Mama’s brother Joe, six years younger than she, is an avid storyteller in the Southern mold, and many of his best yarns go back to the earliest years of the Depression—a time that hit the Boswells harder than the Wards. Their family moved all over Meridian in those years, going from house to house, trying to find a comfortable berth in a time when it must have seemed nearly impossible to keep a family afloat. “Every time the rent come due, we’d move, you know . . .” he laughs now. And their life was made doubly difficult by an accident that occurred when Joe was three.
“You kn
ow, everything back then was dirt roads, gravel. There were still teams of horses on the roads, you know, and the Coca-Cola Company used to pull all these cartons from Meridian all the way over to Alabama, forty miles away, by horse team. My mother was a good driver; she would drive that route all the time. But Daddy was driving that day.
“Now, this old guy that drove for Coca-Cola was driving a team of horses up ahead. And as Daddy passed him it stirred up so much dust, Daddy ran off the road into the ditch. Knocked Mother’s hip out of place. Today you’d just go to the hospital and they’d reset a hip like that, you know. But back then they couldn’t do anything like that. So for the rest of Mama’s life her one leg was shorter than the other one, and she walked on crutches.”

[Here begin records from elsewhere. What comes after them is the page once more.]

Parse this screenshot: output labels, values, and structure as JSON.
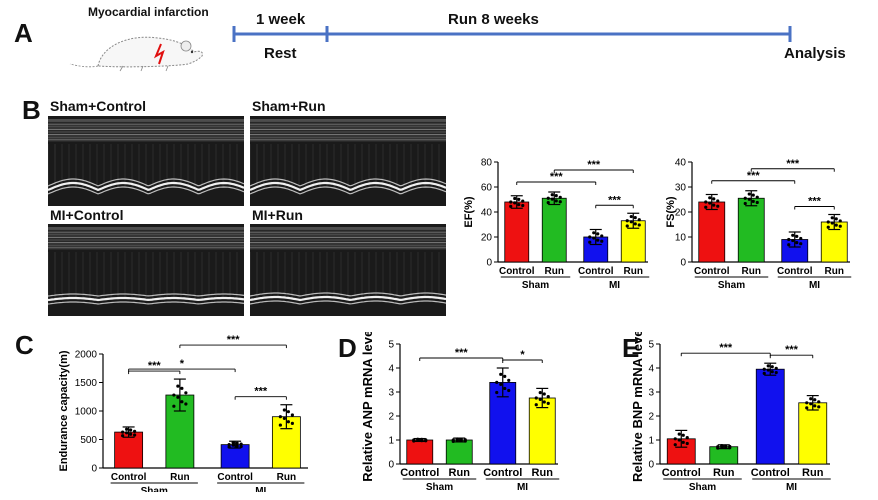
{
  "panels": {
    "a": "A",
    "b": "B",
    "c": "C",
    "d": "D",
    "e": "E"
  },
  "timeline": {
    "mi_label": "Myocardial infarction",
    "week1": "1 week",
    "run": "Run 8 weeks",
    "rest": "Rest",
    "analysis": "Analysis"
  },
  "echo": {
    "sham_control": "Sham+Control",
    "sham_run": "Sham+Run",
    "mi_control": "MI+Control",
    "mi_run": "MI+Run"
  },
  "colors": {
    "sham_control": "#ee1111",
    "sham_run": "#22bb22",
    "mi_control": "#1111ee",
    "mi_run": "#ffff00",
    "timeline": "#4a72c4"
  },
  "chart_data": [
    {
      "id": "ef",
      "type": "bar",
      "ylabel": "EF(%)",
      "ylim": [
        0,
        80
      ],
      "yticks": [
        0,
        20,
        40,
        60,
        80
      ],
      "categories": [
        "Control",
        "Run",
        "Control",
        "Run"
      ],
      "groups": [
        "Sham",
        "MI"
      ],
      "values": [
        48,
        51,
        20,
        33
      ],
      "errors": [
        5,
        5,
        6,
        6
      ],
      "significance": [
        {
          "from": 0,
          "to": 2,
          "label": "***"
        },
        {
          "from": 1,
          "to": 3,
          "label": "***"
        },
        {
          "from": 2,
          "to": 3,
          "label": "***"
        }
      ]
    },
    {
      "id": "fs",
      "type": "bar",
      "ylabel": "FS(%)",
      "ylim": [
        0,
        40
      ],
      "yticks": [
        0,
        10,
        20,
        30,
        40
      ],
      "categories": [
        "Control",
        "Run",
        "Control",
        "Run"
      ],
      "groups": [
        "Sham",
        "MI"
      ],
      "values": [
        24,
        25.5,
        9,
        16
      ],
      "errors": [
        3,
        3,
        3,
        3
      ],
      "significance": [
        {
          "from": 0,
          "to": 2,
          "label": "***"
        },
        {
          "from": 1,
          "to": 3,
          "label": "***"
        },
        {
          "from": 2,
          "to": 3,
          "label": "***"
        }
      ]
    },
    {
      "id": "endurance",
      "type": "bar",
      "ylabel": "Endurance capacity(m)",
      "ylim": [
        0,
        2000
      ],
      "yticks": [
        0,
        500,
        1000,
        1500,
        2000
      ],
      "categories": [
        "Control",
        "Run",
        "Control",
        "Run"
      ],
      "groups": [
        "Sham",
        "MI"
      ],
      "values": [
        630,
        1280,
        410,
        900
      ],
      "errors": [
        90,
        280,
        60,
        210
      ],
      "significance": [
        {
          "from": 0,
          "to": 2,
          "label": "*"
        },
        {
          "from": 0,
          "to": 1,
          "label": "***"
        },
        {
          "from": 1,
          "to": 3,
          "label": "***"
        },
        {
          "from": 2,
          "to": 3,
          "label": "***"
        }
      ]
    },
    {
      "id": "anp",
      "type": "bar",
      "ylabel": "Relative ANP mRNA level",
      "ylim": [
        0,
        5
      ],
      "yticks": [
        0,
        1,
        2,
        3,
        4,
        5
      ],
      "categories": [
        "Control",
        "Run",
        "Control",
        "Run"
      ],
      "groups": [
        "Sham",
        "MI"
      ],
      "values": [
        1.0,
        1.0,
        3.4,
        2.75
      ],
      "errors": [
        0.06,
        0.08,
        0.6,
        0.4
      ],
      "significance": [
        {
          "from": 0,
          "to": 2,
          "label": "***"
        },
        {
          "from": 2,
          "to": 3,
          "label": "*"
        }
      ]
    },
    {
      "id": "bnp",
      "type": "bar",
      "ylabel": "Relative BNP mRNA level",
      "ylim": [
        0,
        5
      ],
      "yticks": [
        0,
        1,
        2,
        3,
        4,
        5
      ],
      "categories": [
        "Control",
        "Run",
        "Control",
        "Run"
      ],
      "groups": [
        "Sham",
        "MI"
      ],
      "values": [
        1.05,
        0.72,
        3.95,
        2.55
      ],
      "errors": [
        0.35,
        0.08,
        0.25,
        0.3
      ],
      "significance": [
        {
          "from": 0,
          "to": 2,
          "label": "***"
        },
        {
          "from": 2,
          "to": 3,
          "label": "***"
        }
      ]
    }
  ]
}
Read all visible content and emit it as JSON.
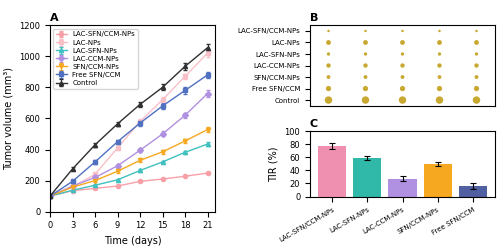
{
  "chart_data": [
    {
      "type": "line",
      "title": "A",
      "xlabel": "Time (days)",
      "ylabel": "Tumor volume (mm³)",
      "x": [
        0,
        3,
        6,
        9,
        12,
        15,
        18,
        21
      ],
      "xlim": [
        0,
        22
      ],
      "ylim": [
        0,
        1200
      ],
      "xticks": [
        0,
        3,
        6,
        9,
        12,
        15,
        18,
        21
      ],
      "yticks": [
        0,
        200,
        400,
        600,
        800,
        1000,
        1200
      ],
      "legend": "upper left",
      "series": [
        {
          "name": "LAC-SFN/CCM-NPs",
          "color": "#F8A0A8",
          "marker": "circle",
          "line_style": "solid",
          "values": [
            100,
            135,
            150,
            165,
            195,
            210,
            228,
            248
          ],
          "errors": [
            3,
            5,
            6,
            6,
            6,
            6,
            6,
            8
          ]
        },
        {
          "name": "LAC-NPs",
          "color": "#F9C0C8",
          "marker": "square",
          "line_style": "solid",
          "values": [
            100,
            160,
            240,
            410,
            580,
            720,
            870,
            1020
          ],
          "errors": [
            3,
            8,
            10,
            12,
            14,
            16,
            18,
            22
          ]
        },
        {
          "name": "LAC-SFN-NPs",
          "color": "#40C0C0",
          "marker": "triangle_up",
          "line_style": "solid",
          "values": [
            100,
            138,
            170,
            205,
            265,
            320,
            382,
            435
          ],
          "errors": [
            3,
            5,
            6,
            7,
            8,
            9,
            10,
            12
          ]
        },
        {
          "name": "LAC-CCM-NPs",
          "color": "#B090E0",
          "marker": "diamond",
          "line_style": "solid",
          "values": [
            100,
            165,
            220,
            295,
            395,
            500,
            620,
            760
          ],
          "errors": [
            3,
            8,
            10,
            12,
            14,
            16,
            18,
            22
          ]
        },
        {
          "name": "SFN/CCM-NPs",
          "color": "#F5A820",
          "marker": "triangle_down",
          "line_style": "solid",
          "values": [
            100,
            158,
            200,
            260,
            330,
            385,
            455,
            528
          ],
          "errors": [
            3,
            7,
            9,
            10,
            11,
            13,
            14,
            16
          ]
        },
        {
          "name": "Free SFN/CCM",
          "color": "#5070C0",
          "marker": "square",
          "line_style": "solid",
          "values": [
            100,
            195,
            320,
            450,
            570,
            680,
            780,
            880
          ],
          "errors": [
            3,
            10,
            12,
            14,
            16,
            18,
            20,
            22
          ]
        },
        {
          "name": "Control",
          "color": "#303030",
          "marker": "triangle_up",
          "line_style": "solid",
          "values": [
            100,
            275,
            430,
            565,
            690,
            800,
            935,
            1055
          ],
          "errors": [
            3,
            10,
            13,
            15,
            17,
            19,
            22,
            24
          ]
        }
      ]
    },
    {
      "type": "bubble",
      "title": "B",
      "categories": [
        "LAC-SFN/CCM-NPs",
        "LAC-NPs",
        "LAC-SFN-NPs",
        "LAC-CCM-NPs",
        "SFN/CCM-NPs",
        "Free SFN/CCM",
        "Control"
      ],
      "sizes": [
        0.28,
        0.55,
        0.38,
        0.5,
        0.44,
        0.6,
        0.85
      ],
      "replicates": 5,
      "color": "#C8A830",
      "tick_labels": "y"
    },
    {
      "type": "bar",
      "title": "C",
      "ylabel": "TIR (%)",
      "categories": [
        "LAC-SFN/CCM-NPs",
        "LAC-SFN-NPs",
        "LAC-CCM-NPs",
        "SFN/CCM-NPs",
        "Free SFN/CCM"
      ],
      "values": [
        77,
        59,
        27,
        49,
        16
      ],
      "errors": [
        4,
        3,
        4,
        3,
        4
      ],
      "colors": [
        "#F090B0",
        "#30B8A8",
        "#B090E0",
        "#F5A820",
        "#5060A0"
      ],
      "ylim": [
        0,
        100
      ],
      "yticks": [
        0,
        20,
        40,
        60,
        80,
        100
      ]
    }
  ]
}
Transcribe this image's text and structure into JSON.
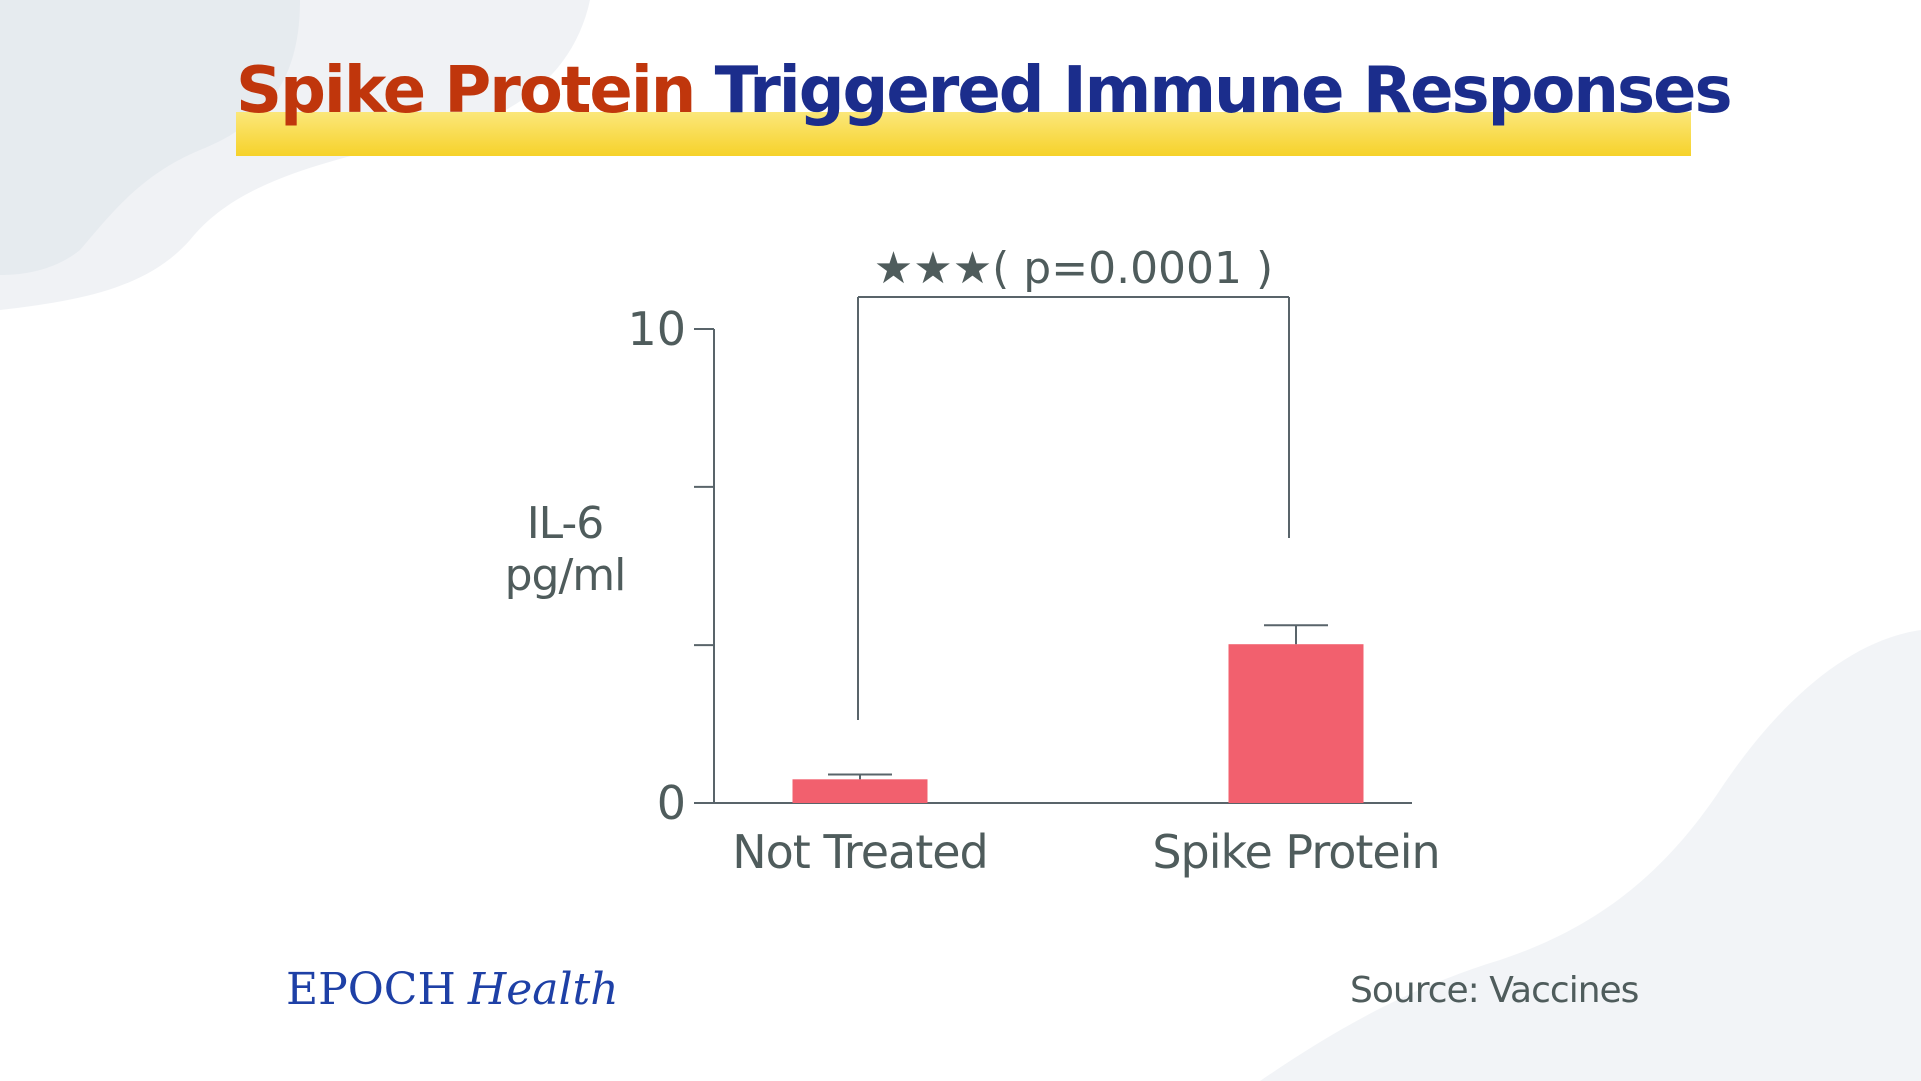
{
  "title": {
    "part_a": "Spike Protein",
    "part_b": "Triggered Immune Responses"
  },
  "colors": {
    "title_accent": "#c0360c",
    "title_main": "#1b2d8c",
    "highlight_bar": "#f6d22a",
    "bar_fill": "#f2606e",
    "axis": "#59646a",
    "text": "#4f5c5c",
    "brand": "#1e40a6"
  },
  "chart_data": {
    "type": "bar",
    "categories": [
      "Not Treated",
      "Spike Protein"
    ],
    "values": [
      0.5,
      3.35
    ],
    "error_upper": [
      0.6,
      3.75
    ],
    "ylabel": "IL-6\npg/ml",
    "ylim": [
      0,
      10
    ],
    "yticks": [
      0,
      3.33,
      6.67,
      10
    ],
    "ytick_labels": [
      "0",
      "",
      "",
      "10"
    ],
    "significance": {
      "label": "★★★( p=0.0001 )",
      "between": [
        "Not Treated",
        "Spike Protein"
      ]
    },
    "grid": false,
    "legend": "none"
  },
  "footer": {
    "brand_a": "EPOCH",
    "brand_b": "Health",
    "source": "Source: Vaccines"
  }
}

The trauma of the incident rocked my mama’s family, but what Uncle Joe remembers is the Southern stoicism of his mother—and the kindness of that old driver. “He used to come by the house and ask about Miss Annie,” he recalls. “He was crazy about Mama. He was so sorry that it happened. For years and years, he’d come and see Mama—you know, see how she was.”
That was my mama’s mama: Annie Raye Boswell. By all accounts she was an extraordinary woman, whose physical limitations seem never to have cost her an ounce of determination. “Bless her heart,” Joe says with wonder. “Raised all five of us kids during the Depression and everything, crippled like that—and never complained. Walked to work, all the way to town and back on those crutches, every day. That’s the kind of woman she was. Beautiful woman.”